The majority and minority leader of the House are both saying "California's veterans are not to blame for being mistakenly overpaid, after a Los Angeles Times story revealed that officials are trying to claw back millions in bonuses from California National Guardsmen. House Majority Leader Kevin McCarthy called the efforts to recoup the money 'disgraceful,' and asked for the Department of Defense to waive the repayments soldiers would be forced to make if they inappropriately received re-enlistment bonuses for the wars in Iraq and Afghanistan." Minority Leader Nancy Pelosi said she's looking for a "legislative fix" in the lame-duck session.
A new Investor’s Business Daily/TechnoMetrica Market Intelligence poll shows Hillary Clinton and Donald Trump each earning 41% support. On the one hand, the poll has been skewing in Trump's favor this year, relative to other polls. But on the other, data guru Nate Silver called the IBD/TIPP poll the most accurate in 2012.
Hillary Clinton leads Donald Trump by 12 percentage points among likely voters, 50 to 38 percent, in a new ABC News tracking poll, "her highest support and his lowest to date in ABC News and ABC News/Washington Post polls. Gary Johnson has 5 percent support, Jill Stein 2 percent. Clinton led by only four points in the last ABC/Post poll on Oct. 13.
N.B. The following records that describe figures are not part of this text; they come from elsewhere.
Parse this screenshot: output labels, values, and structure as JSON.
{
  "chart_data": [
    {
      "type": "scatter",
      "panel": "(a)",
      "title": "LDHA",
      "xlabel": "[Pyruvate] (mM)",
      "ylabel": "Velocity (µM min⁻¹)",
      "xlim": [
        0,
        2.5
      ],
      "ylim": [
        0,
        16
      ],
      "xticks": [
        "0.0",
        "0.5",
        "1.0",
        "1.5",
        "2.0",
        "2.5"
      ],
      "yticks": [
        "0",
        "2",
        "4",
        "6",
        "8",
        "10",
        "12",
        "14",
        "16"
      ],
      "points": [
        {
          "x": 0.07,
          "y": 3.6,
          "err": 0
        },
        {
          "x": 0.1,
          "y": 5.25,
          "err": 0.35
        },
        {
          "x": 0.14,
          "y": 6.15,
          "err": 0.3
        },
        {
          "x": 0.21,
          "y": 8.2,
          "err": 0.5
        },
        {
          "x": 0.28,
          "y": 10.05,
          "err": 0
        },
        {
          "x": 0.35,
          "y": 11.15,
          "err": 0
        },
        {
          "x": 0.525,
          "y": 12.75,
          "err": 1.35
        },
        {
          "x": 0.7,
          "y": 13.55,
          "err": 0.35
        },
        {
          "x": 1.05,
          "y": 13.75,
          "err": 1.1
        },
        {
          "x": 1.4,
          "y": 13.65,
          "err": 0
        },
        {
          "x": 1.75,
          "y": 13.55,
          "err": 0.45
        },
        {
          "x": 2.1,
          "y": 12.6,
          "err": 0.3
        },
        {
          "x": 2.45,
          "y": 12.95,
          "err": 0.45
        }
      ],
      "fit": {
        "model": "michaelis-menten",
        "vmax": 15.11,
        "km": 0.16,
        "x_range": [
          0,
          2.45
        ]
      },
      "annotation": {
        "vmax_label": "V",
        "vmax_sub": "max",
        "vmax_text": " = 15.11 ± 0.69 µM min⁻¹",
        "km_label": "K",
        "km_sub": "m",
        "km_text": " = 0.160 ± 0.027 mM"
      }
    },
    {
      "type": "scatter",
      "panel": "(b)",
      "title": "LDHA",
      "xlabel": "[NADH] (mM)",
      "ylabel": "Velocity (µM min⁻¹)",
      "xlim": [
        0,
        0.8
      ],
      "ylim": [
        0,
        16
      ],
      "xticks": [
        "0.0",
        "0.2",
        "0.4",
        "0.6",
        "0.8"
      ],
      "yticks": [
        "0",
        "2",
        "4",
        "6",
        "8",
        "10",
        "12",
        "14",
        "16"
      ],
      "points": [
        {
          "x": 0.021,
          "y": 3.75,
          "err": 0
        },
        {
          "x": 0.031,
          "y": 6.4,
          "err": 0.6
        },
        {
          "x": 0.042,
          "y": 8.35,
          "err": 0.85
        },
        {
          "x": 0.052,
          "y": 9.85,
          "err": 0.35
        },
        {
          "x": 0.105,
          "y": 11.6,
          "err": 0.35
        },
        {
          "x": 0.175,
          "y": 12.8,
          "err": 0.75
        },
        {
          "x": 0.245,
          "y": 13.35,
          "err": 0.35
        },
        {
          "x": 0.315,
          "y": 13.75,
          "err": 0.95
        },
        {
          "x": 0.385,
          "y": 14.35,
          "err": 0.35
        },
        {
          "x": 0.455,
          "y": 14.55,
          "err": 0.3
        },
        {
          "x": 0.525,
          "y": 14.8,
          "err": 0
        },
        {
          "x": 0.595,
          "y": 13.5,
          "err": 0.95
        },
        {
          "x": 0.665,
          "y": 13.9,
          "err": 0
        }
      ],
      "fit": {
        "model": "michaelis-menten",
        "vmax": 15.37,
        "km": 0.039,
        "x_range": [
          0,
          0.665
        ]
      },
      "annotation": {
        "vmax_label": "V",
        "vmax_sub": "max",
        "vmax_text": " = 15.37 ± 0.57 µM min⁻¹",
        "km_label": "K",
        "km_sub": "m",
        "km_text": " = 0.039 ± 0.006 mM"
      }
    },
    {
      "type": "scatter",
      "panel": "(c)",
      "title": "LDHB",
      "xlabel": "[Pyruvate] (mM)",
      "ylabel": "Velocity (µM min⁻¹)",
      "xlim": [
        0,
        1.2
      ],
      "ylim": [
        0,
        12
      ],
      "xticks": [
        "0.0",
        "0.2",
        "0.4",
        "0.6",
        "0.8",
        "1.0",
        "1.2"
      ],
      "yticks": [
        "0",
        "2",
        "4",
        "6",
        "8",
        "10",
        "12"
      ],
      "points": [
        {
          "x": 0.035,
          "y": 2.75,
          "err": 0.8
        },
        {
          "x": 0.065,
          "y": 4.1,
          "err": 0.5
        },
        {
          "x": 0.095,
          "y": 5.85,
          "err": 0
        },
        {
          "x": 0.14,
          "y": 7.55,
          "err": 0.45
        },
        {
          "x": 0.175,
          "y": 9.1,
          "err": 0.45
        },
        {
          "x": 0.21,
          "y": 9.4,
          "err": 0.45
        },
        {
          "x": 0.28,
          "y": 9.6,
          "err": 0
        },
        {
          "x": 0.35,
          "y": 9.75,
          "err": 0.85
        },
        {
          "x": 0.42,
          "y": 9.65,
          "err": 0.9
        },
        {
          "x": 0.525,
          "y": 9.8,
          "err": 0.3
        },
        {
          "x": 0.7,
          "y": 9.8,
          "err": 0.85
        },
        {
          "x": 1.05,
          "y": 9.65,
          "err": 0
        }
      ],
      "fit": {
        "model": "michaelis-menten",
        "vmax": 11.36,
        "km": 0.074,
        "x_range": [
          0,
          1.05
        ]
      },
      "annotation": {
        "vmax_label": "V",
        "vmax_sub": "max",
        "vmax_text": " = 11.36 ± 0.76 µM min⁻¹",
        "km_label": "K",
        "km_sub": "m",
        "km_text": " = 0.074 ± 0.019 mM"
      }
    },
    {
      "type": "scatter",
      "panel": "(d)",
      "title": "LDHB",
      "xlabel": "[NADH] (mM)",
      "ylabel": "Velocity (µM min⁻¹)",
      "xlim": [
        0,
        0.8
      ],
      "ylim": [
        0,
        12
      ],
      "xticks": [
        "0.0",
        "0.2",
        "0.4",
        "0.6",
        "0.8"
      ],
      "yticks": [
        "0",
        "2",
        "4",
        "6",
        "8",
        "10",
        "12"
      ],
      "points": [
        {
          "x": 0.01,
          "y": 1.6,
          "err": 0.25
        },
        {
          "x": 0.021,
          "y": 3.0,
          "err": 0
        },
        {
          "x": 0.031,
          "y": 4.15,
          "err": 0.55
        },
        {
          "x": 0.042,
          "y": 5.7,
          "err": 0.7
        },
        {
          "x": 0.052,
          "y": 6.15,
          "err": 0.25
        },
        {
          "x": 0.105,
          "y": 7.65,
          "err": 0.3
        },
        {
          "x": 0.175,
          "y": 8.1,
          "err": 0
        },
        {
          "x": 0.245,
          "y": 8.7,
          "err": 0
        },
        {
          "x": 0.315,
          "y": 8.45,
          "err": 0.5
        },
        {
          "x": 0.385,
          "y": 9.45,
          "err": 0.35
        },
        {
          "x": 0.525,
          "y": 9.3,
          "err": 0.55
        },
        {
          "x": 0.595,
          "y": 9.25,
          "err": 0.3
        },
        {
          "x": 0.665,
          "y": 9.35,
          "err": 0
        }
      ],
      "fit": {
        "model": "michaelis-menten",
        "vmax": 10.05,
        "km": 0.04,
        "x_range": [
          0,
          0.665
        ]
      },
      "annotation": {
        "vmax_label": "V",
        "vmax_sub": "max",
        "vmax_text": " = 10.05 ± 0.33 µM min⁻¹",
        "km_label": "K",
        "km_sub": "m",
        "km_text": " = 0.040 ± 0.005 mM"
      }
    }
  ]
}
"According to a new POLITICO/Morning Consult poll, the first national post-debate survey, 43 percent of registered voters said the Democratic candidate won, compared with 26 percent who opted for the Republican Party’s standard bearer. Her 6-point lead over Trump among likely voters is unchanged from our previous survey: Clinton still leads Trump 42 percent to 36 percent in the race for the White House, with Libertarian nominee Gary Johnson taking 9 percent of the vote."